I stood in a pool of white light trying to feel enchanted and cleansed as I’d felt on my first night here. But it didn’t work. I recited more verses by Leopardi to myself, squeezing out some comfort, knowing that if no solace came, then beauty might come in its place, and that beauty on this most sullen noir night in December would be good enough. But nothing came. Then I saw a yellow cab. I hailed it, got in, and was welcomed by the comforting warmth of old upholstery, and the vague acrid smell of curry and cumin. I was in a noir, black-and-white world, and I wasn’t being let out of it.
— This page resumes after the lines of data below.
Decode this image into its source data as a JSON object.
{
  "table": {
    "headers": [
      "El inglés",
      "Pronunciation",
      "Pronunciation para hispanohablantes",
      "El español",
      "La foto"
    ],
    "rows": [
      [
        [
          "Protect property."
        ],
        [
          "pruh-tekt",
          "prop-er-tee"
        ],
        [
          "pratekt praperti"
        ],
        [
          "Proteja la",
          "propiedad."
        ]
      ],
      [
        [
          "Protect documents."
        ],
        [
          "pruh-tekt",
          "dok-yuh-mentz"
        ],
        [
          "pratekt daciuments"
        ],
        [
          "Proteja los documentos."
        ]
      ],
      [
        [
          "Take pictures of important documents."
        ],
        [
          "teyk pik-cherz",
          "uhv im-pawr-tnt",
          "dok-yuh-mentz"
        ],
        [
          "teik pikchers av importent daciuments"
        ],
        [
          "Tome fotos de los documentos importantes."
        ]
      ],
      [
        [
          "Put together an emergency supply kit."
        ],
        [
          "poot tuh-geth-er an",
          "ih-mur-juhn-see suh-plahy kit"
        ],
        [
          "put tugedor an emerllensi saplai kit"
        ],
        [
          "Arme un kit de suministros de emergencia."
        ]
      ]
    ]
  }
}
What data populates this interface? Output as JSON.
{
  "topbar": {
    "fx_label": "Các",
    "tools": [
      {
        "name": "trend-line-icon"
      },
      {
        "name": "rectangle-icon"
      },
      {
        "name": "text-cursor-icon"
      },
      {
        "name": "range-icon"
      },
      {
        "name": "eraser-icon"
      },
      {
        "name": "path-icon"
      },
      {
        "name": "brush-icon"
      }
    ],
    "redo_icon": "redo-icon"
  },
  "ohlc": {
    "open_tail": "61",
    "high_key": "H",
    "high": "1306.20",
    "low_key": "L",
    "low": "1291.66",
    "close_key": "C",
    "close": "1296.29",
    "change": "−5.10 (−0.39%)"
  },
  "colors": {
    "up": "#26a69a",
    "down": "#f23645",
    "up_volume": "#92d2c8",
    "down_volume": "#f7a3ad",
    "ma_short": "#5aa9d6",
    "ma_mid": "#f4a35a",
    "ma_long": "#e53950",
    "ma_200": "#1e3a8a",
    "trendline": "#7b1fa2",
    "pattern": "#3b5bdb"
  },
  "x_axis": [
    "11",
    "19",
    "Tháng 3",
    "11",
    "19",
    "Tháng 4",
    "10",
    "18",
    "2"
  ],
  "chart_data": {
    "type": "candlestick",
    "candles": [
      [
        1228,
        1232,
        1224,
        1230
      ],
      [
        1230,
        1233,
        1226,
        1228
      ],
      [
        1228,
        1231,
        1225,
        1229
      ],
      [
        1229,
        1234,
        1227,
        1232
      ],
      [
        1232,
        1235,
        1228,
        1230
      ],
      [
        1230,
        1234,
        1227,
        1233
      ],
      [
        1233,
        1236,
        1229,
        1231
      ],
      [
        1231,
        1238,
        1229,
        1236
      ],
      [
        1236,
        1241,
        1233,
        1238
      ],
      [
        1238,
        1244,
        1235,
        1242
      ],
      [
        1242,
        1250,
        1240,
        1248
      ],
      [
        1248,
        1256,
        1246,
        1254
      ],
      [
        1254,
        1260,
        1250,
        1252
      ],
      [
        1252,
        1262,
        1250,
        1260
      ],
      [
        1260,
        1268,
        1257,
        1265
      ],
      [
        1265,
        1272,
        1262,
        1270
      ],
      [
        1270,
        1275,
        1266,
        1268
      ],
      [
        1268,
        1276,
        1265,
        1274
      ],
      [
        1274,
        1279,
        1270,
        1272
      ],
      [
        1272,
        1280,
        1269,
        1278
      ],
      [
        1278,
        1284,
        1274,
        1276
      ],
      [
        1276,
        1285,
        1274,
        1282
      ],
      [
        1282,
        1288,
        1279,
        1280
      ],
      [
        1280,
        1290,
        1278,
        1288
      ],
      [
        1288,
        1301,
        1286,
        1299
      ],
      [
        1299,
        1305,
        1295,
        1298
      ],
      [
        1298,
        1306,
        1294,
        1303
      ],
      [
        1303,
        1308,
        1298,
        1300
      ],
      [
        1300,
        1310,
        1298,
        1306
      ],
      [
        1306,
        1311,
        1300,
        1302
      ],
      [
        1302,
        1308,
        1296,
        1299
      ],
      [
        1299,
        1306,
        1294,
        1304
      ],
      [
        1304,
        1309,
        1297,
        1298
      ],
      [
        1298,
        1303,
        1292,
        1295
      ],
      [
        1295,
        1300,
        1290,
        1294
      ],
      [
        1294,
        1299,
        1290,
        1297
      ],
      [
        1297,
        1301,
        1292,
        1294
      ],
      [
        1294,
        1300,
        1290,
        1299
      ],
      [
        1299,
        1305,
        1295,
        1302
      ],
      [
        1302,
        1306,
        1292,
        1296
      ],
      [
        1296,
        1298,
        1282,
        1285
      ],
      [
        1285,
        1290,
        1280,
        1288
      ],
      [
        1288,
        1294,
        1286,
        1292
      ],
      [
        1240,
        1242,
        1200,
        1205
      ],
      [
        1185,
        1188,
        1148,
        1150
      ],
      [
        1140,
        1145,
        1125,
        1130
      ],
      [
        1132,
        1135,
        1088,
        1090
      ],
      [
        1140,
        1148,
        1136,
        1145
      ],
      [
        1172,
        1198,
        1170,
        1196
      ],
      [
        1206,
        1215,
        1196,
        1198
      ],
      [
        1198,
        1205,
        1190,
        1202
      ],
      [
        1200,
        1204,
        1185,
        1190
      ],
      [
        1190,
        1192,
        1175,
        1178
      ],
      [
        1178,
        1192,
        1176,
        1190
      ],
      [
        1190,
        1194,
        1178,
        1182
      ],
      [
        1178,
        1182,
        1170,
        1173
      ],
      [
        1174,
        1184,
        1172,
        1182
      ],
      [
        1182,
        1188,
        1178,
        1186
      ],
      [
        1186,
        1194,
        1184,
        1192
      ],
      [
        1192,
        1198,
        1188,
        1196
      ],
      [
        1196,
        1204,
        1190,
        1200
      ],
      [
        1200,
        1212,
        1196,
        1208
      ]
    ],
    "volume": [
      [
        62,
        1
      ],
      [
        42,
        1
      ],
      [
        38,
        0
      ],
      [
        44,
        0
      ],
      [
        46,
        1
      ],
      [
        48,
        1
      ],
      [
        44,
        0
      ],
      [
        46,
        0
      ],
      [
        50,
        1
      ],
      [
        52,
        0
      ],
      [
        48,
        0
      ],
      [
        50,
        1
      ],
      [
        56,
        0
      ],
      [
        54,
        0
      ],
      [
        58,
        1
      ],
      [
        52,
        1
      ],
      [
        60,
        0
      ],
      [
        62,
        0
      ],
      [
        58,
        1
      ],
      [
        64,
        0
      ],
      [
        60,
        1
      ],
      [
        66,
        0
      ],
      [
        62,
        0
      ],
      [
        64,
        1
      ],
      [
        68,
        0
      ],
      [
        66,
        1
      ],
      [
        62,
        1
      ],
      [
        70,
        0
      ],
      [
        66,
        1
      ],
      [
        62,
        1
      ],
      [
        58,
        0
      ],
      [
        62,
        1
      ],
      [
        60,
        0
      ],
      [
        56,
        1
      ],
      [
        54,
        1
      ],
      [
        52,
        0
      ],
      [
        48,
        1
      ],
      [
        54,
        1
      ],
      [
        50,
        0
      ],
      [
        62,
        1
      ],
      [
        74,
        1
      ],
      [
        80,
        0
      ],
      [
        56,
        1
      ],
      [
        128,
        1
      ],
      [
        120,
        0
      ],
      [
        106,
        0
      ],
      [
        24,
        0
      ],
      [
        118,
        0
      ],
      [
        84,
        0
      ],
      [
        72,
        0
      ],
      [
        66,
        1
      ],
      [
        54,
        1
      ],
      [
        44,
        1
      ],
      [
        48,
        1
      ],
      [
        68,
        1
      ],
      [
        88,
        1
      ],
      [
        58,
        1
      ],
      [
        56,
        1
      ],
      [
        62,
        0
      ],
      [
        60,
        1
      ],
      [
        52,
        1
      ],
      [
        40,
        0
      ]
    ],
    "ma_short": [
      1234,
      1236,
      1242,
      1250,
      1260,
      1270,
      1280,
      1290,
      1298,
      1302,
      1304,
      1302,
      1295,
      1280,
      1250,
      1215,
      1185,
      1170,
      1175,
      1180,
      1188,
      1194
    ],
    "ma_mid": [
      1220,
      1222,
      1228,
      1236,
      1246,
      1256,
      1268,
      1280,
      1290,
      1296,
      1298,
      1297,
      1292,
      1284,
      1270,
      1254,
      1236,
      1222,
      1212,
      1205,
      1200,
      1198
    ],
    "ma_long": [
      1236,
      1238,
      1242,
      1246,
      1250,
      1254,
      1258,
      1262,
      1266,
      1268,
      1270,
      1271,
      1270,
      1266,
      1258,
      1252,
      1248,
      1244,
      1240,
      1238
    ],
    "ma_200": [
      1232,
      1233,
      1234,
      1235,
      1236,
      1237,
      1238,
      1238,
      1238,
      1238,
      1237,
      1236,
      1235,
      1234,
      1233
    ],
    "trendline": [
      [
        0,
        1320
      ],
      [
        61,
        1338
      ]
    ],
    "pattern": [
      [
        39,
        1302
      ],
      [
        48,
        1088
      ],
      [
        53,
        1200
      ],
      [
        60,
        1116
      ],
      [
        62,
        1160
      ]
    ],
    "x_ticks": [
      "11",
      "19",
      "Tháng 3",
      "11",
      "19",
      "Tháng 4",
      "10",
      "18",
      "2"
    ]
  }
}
No sooner in the cab, though, than I asked the driver to take me to Riverside and 112th Street. He’d have to go all the way down to 104th Street, he said, then turn around and head uptown. Did I mind? No, I didn’t mind. All I wanted was to return to the spot where I’d stepped off the bus and gotten lost on the night of the snowstorm. The blizzard had lasted all through the party and hadn’t quite cleared when she walked outside with me hours later. Now I was going back to where things seemed safe no matter how clueless my steps that night. Just me and two silly bottles walking up the stairs by the statue of Samuel J. Tilden.
As the cab passed by her building, I looked up at her window to see if she might be home already. But the car came too close, and it was impossible to look up.
I got off right at the spot where I’d seen the St. Bernard. Or had I imagined the dog while thinking of medieval Weihnachten towns that turn dark and gray and then empty faster than the last grocer can pull down his roller shutters in the winters of pandangst? Who walks alone in the dead of night in Saint-Rémy but madmen and seers and those longing for otherpeoples?
Longing for others. What a concept!
I walked east on 112th Street, aiming for Broadway, but enjoying the suspense, because I knew where I was headed but didn’t quite want to admit it yet. This, by the way, is what I’d do in two days if I decided to go to Hans’s New Year’s party: walk up toward the cathedral, turn right on Broadway, walk down another six blocks, and finally turn right on 106th. Is this what I was planning to do tonight as well? Or was all this a roundabout ploy to pass by her building or, better yet, run into her as she’s heading home on her way back from the bar?